US 12,367,043 B2
Multi-threaded barrel processor using shared weight registers in a common weights register file
Alan Graham Alexander, Wotton-Under-Edge (GB); Simon Christian Knowles, Corston (GB); and Mrudula Chidambar Gore, Bath (GB)
Assigned to Graphcore Limited, Bristol (GB)
Filed by Graphcore Limited, Bristol (GB)
Filed on Feb. 15, 2019, as Appl. No. 16/277,022.
Claims priority of application No. 1821301 (GB), filed on Dec. 31, 2018.
Prior Publication US 2020/0210175 A1, Jul. 2, 2020
Int. Cl.

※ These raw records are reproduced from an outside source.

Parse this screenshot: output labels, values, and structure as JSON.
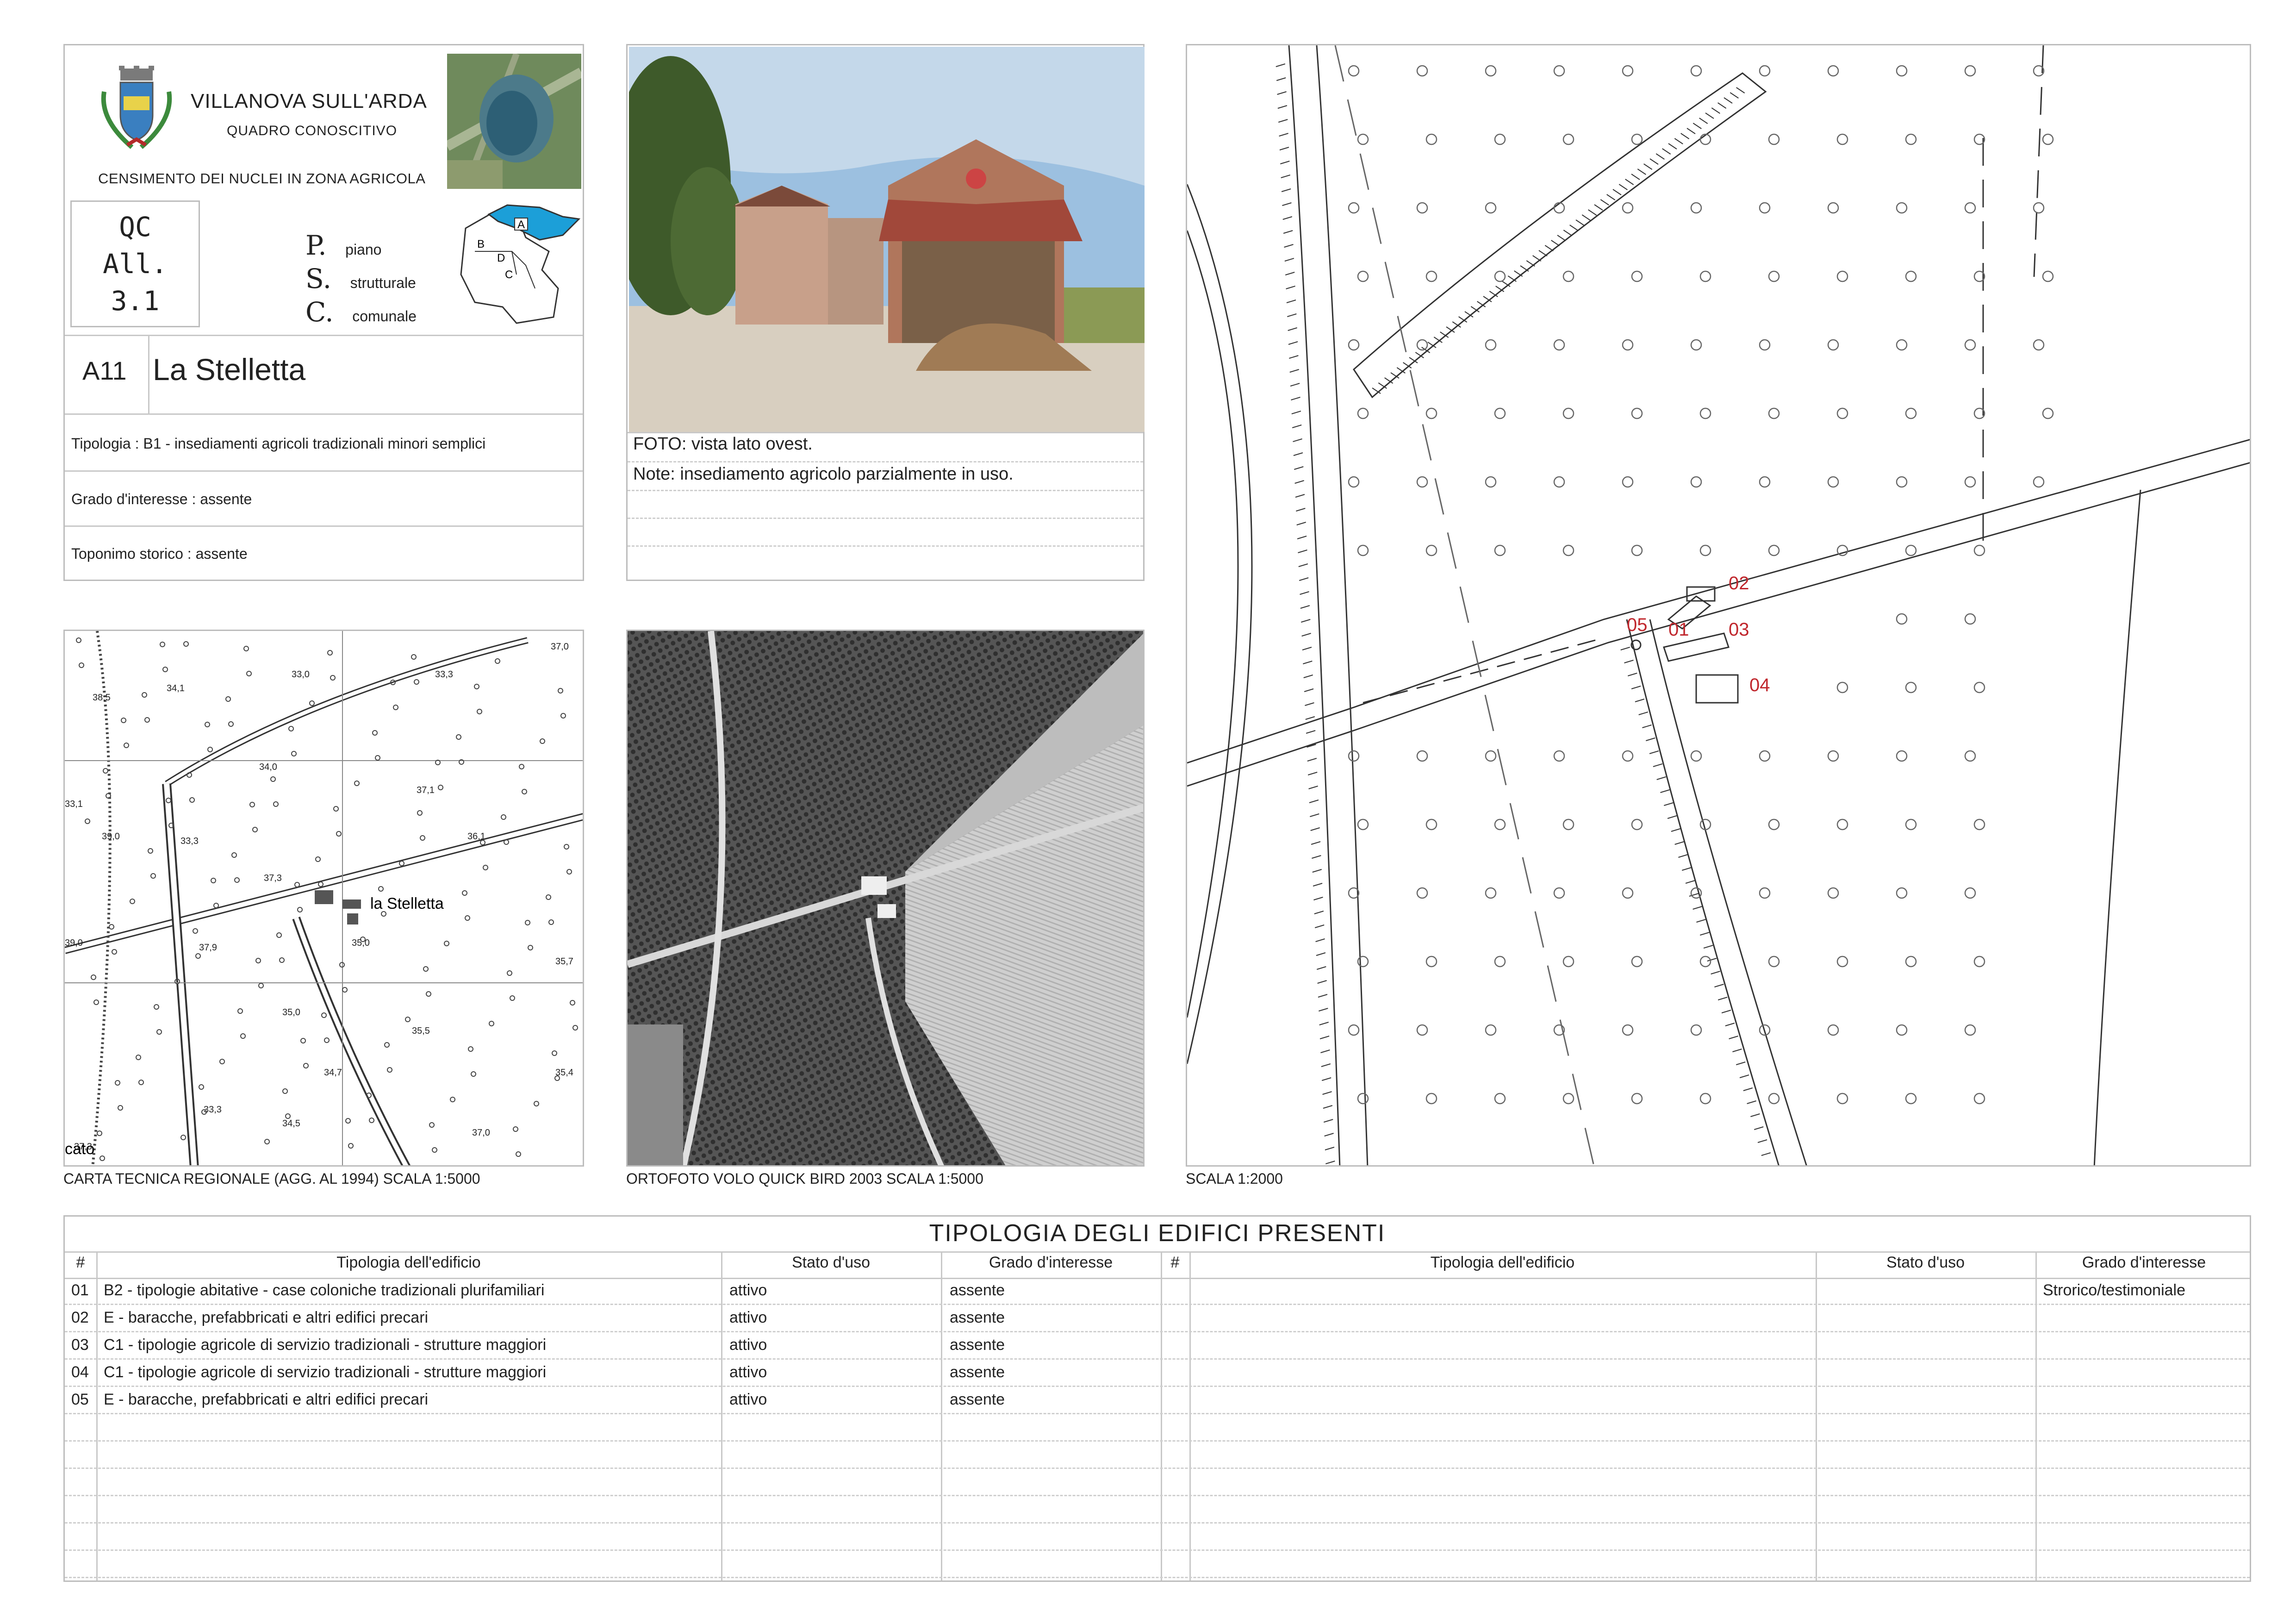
{
  "header": {
    "town": "VILLANOVA SULL'ARDA",
    "subtitle": "QUADRO CONOSCITIVO",
    "census": "CENSIMENTO DEI NUCLEI IN ZONA AGRICOLA",
    "qc_lines": [
      "QC",
      "All.",
      "3.1"
    ],
    "psc": [
      {
        "letter": "P.",
        "word": "piano"
      },
      {
        "letter": "S.",
        "word": "strutturale"
      },
      {
        "letter": "C.",
        "word": "comunale"
      }
    ],
    "zones": [
      "A",
      "B",
      "C",
      "D"
    ],
    "code": "A11",
    "name": "La Stelletta",
    "tipologia": "Tipologia : B1 - insediamenti agricoli tradizionali minori semplici",
    "grado": "Grado d'interesse : assente",
    "toponimo": "Toponimo storico : assente"
  },
  "photo": {
    "caption": "FOTO: vista lato ovest.",
    "note": "Note: insediamento agricolo parzialmente in uso."
  },
  "maps": {
    "ctr_caption": "CARTA TECNICA REGIONALE (AGG. AL 1994) SCALA 1:5000",
    "ortho_caption": "ORTOFOTO VOLO QUICK BIRD 2003 SCALA 1:5000",
    "main_caption": "SCALA 1:2000",
    "ctr_place_name": "la Stelletta",
    "ctr_fragment": "cato",
    "ctr_elevations": [
      "37,0",
      "33,0",
      "33,3",
      "34,1",
      "38,5",
      "34,0",
      "37,1",
      "33,1",
      "39,0",
      "33,3",
      "36,1",
      "37,3",
      "35,0",
      "39,0",
      "37,9",
      "35,7",
      "35,0",
      "35,5",
      "34,7",
      "35,4",
      "33,3",
      "34,5",
      "37,0",
      "37,3"
    ],
    "building_labels": [
      "05",
      "01",
      "02",
      "03",
      "04"
    ]
  },
  "table": {
    "title": "TIPOLOGIA DEGLI EDIFICI PRESENTI",
    "headers": {
      "num": "#",
      "tipologia": "Tipologia dell'edificio",
      "stato": "Stato d'uso",
      "grado": "Grado d'interesse"
    },
    "right_grado_first": "Strorico/testimoniale",
    "rows": [
      {
        "num": "01",
        "tipologia": "B2 - tipologie abitative - case coloniche tradizionali plurifamiliari",
        "stato": "attivo",
        "grado": "assente"
      },
      {
        "num": "02",
        "tipologia": "E  - baracche, prefabbricati e altri edifici precari",
        "stato": "attivo",
        "grado": "assente"
      },
      {
        "num": "03",
        "tipologia": "C1 - tipologie agricole di servizio tradizionali - strutture maggiori",
        "stato": "attivo",
        "grado": "assente"
      },
      {
        "num": "04",
        "tipologia": "C1 - tipologie agricole di servizio tradizionali - strutture maggiori",
        "stato": "attivo",
        "grado": "assente"
      },
      {
        "num": "05",
        "tipologia": "E  - baracche, prefabbricati e altri edifici precari",
        "stato": "attivo",
        "grado": "assente"
      }
    ]
  },
  "colors": {
    "frame": "#bdbdbd",
    "accent_blue": "#1c9fd8",
    "label_red": "#c0272d"
  }
}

G06F 9/30 (2018.01); G06F 9/38 (2018.01); G06N 3/02 (2006.01)
CPC G06F 9/3013 (2013.01) [G06F 9/3001 (2013.01); G06F 9/3851 (2013.01); G06N 3/02 (2013.01)] 21 Claims
OG exemplary drawing
 
1. A processor comprising:
a plurality of register files; and
an execution unit configured to execute instructions of an instruction set;
wherein the execution unit is a barrel-threaded execution unit configured to run a plurality of concurrent threads each in a different respective one of a repeating sequence of interleaved time slots, and for each of the concurrent threads, the plurality of register files comprises a context register file comprising a respective set of context registers arranged to hold a program state of the respective thread, each set of context registers comprising a respective set of arithmetic operand registers for use by the respective thread, wherein each context register file is accessible only by its own respective thread;
wherein the plurality of register files further comprises a common weights register file for which all the concurrent threads have read access, comprising a set of shared weights registers configured to hold weights common to some or all of the concurrent threads, wherein a first one of the concurrent threads and a second one of the concurrent threads both access the shared weights registers and are executed in different time slots in different execution cycles;
wherein the concurrent threads comprise a plurality of worker threads and the execution unit is further arranged to run, at any of the interleaved time slots, a supervisor subprogram comprising at least one supervisor thread configured to manage the worker threads;
wherein the supervisor subprogram is configured to write the weights in the shared weights registers, such that the weights in the shared weights registers can be written only by the supervisor subprogram, and the shared weights registers can be read only by the worker threads;
wherein the instruction set includes an arithmetic instruction having operands specifying a source of an input to be multiplied by at least one weight and a destination, the source and destination specified from amongst the respective set of arithmetic operand registers of the thread in which the arithmetic instruction is executed; and
wherein the execution unit is configured, in response to an opcode of the arithmetic instruction, to perform a multiplication operation comprising multiplying the input from said source by the at least one weight from at least one of the shared weights registers of the common weights register file, and to place a result in said destination.